Had an interesting response to Tuesday's post from a fellow named Joseph, who argues quite persuasively the "change" in the attitudes of men I noted on Grand Final day was, perhaps, "not an evolution but a regression to a personal, core and enduring common ground of values" ...

Wrote Joseph: "Hope I am doing justice to your article but to summarise it: attitudinal change has occurred through greater tolerance and compassion, which you've described as a form of cultural (and personal) evolution."

"You add we are now part of a world community of thoughts and attitudes as opposed to the smaller communities we used to belong to in yesteryear."

Which is pretty much the gist of what I wrote, however, Joseph had some further thinking on the topic.

"The 'world community of thoughts and attitudes' has the consequence of democratising thoughts and attitudes," he writes.

"It de-personalises thought. Taken to the extreme (which it has through technology and the internet) it inadvertently supports the absurd proposition that all thoughts are equal – when they are not."

"Democracy and equality in thoughts and attitudes is not necessarily a good thing. This is a dangerous assumption – some thoughts and attitudes simply prove themselves (quite objectively) to be superior to others.

"[Democracy and equality in thoughts and attitudes] creates trends in thought for no good reason. They get a momentum of their own. You end up being pounded by a massive attitudinal wave that may have originated with some well-intentioned but misguided act of tolerance," writes Joseph.

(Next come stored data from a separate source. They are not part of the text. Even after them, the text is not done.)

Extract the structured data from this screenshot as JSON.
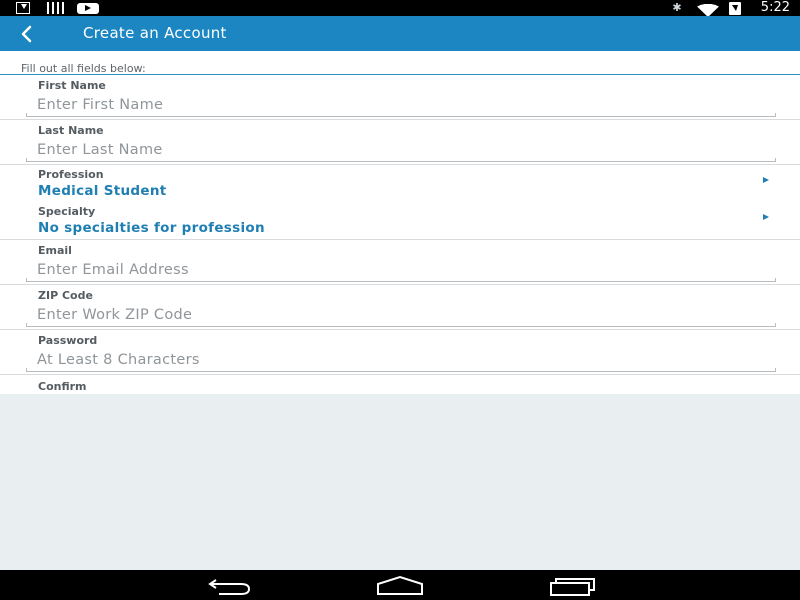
{
  "status_bar": {
    "time": "5:22",
    "icons": [
      "download-icon",
      "barcode-icon",
      "youtube-icon",
      "bluetooth-icon",
      "wifi-icon",
      "battery-charging-icon"
    ]
  },
  "action_bar": {
    "title": "Create an Account",
    "back_icon": "chevron-left-icon"
  },
  "form": {
    "instructions": "Fill out all fields below:",
    "first_name": {
      "label": "First Name",
      "placeholder": "Enter First Name",
      "value": ""
    },
    "last_name": {
      "label": "Last Name",
      "placeholder": "Enter Last Name",
      "value": ""
    },
    "profession": {
      "label": "Profession",
      "value": "Medical Student"
    },
    "specialty": {
      "label": "Specialty",
      "value": "No specialties for profession"
    },
    "email": {
      "label": "Email",
      "placeholder": "Enter Email Address",
      "value": ""
    },
    "zip": {
      "label": "ZIP Code",
      "placeholder": "Enter Work ZIP Code",
      "value": ""
    },
    "password": {
      "label": "Password",
      "placeholder": "At Least 8 Characters",
      "value": ""
    },
    "confirm": {
      "label": "Confirm"
    }
  },
  "nav_bar": {
    "buttons": [
      "back-icon",
      "home-icon",
      "recents-icon"
    ]
  },
  "colors": {
    "accent": "#1b86c1",
    "link_value": "#1f7fb3",
    "background": "#e9eef1"
  }
}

This idea of the "democratising thoughts and attitudes" reminded me of a refreshingly wry Heckler piece in The Sydney Morning Herald earlier this year by Lynn Van Der Wagen.


"As a teacher with more than 20 years' experience it is increasingly painful to read and listen to opinion in the absence of background knowledge, research or experience," she wrote.

"Past generations paid due regard to the expertise of the teacher and gained intellectual exercise by reading and (gasp) memorising important information."

She argued the "gargantuan rise in the younger generation's confidence in the value of their opinions" was a result of "parents and teachers alike" being "counselled to hold a young person's opinion in the highest regard".

Being someone who's paid for his opinion - this nifty observational jab lanced right through my defences because *newsflash*, I often bang on about subjects in which I have little formal education.

I am thus painfully aware of this weakness in others because I see myself in their obnoxiously ignorant pronoucements.

Some years ago, I was talking to a friend about Ernest Becker's 1973 classic, The Denial of Death, and she out-of-hand dismissed his theory - that humans are subconsciously driven by the fear of dying.

"I'm not scared of death. It's just one man's opinion," she said, neatly ignoring that "the man" was building on the work of towering intellects like Kierkegaard and Sigmund Freud and had won a Pulitzer Prize for his opinion.

She wasn't scared of death, so Becker, Freud and Kierkegaard were wrong. Every thought is equal nowadays, apparently.

Anyway, Joseph attacks this concept, arguing that tolerance of stupid, hare-brained, ill-informed ideas should not be seen as a virtue.

"Tolerance should never be an 'end' but should always be 'a means to an end'. Tolerance for tolerance sake is bad news," he says.

"There is such a prevailing sense out there that to be virtuous or righteous one must be tolerant to the 'needs' of others. We should never tolerate that which is wrong. Tolerance, when trendy, is simply a mindless act of conceding. We need something more fundamental to make those determinations," he writes.

And what is that?


"Values, as the end, selectively use tolerance, as the means to achieving them. Now, although we can obtain/share values from the community at large, they are intrinsically a deeply personal thing. They are fundamental," says Joseph.

"They should always prevail over the diluting, transitory and trendy 'world community of thoughts and attitudes' which you have relied so heavily on in your article as a mechanism for good."

I put to Joseph that "the question man's been asking himself forever, however, is 'what values, if any, are universal?'"

He replied: "I don't think the individual values have to be universal. The universality or common feature of values is they are 'valued' by those that keep them – irrespective of the source.

"Being valued, they are upheld and they endure. They have passed the test of time and have proven to be reliable yardsticks in driving our behaviour.

"By definition, you simply cannot have 'bad' values, for if they were bad, they would not have been retained in the first place. Values do not exist in a vacuum but are practiced.

"If one repeatedly gets a bad result when practicing an 'almost-value', it loses its value and is dropped. Bad 'almost-values' are dropped and good values are retained.

Thus, he argued, what I experienced "in that pub was not an evolution but a regression to a personal, core and enduring common ground of values".

"The shared thoughts of the community at large through technology and larger cities gives us access to more information but is not necessarily making us more informed," he said.

Now, was this just an excuse to cut and paste a whole lot of someone else's thinking into a post to save me writing one?

Sort of, but it's also been occupying my thoughts the last few days and I'd love to hear yours on the subject.

[Joseph, sorry if my editing has altered or misconstrued your argument.]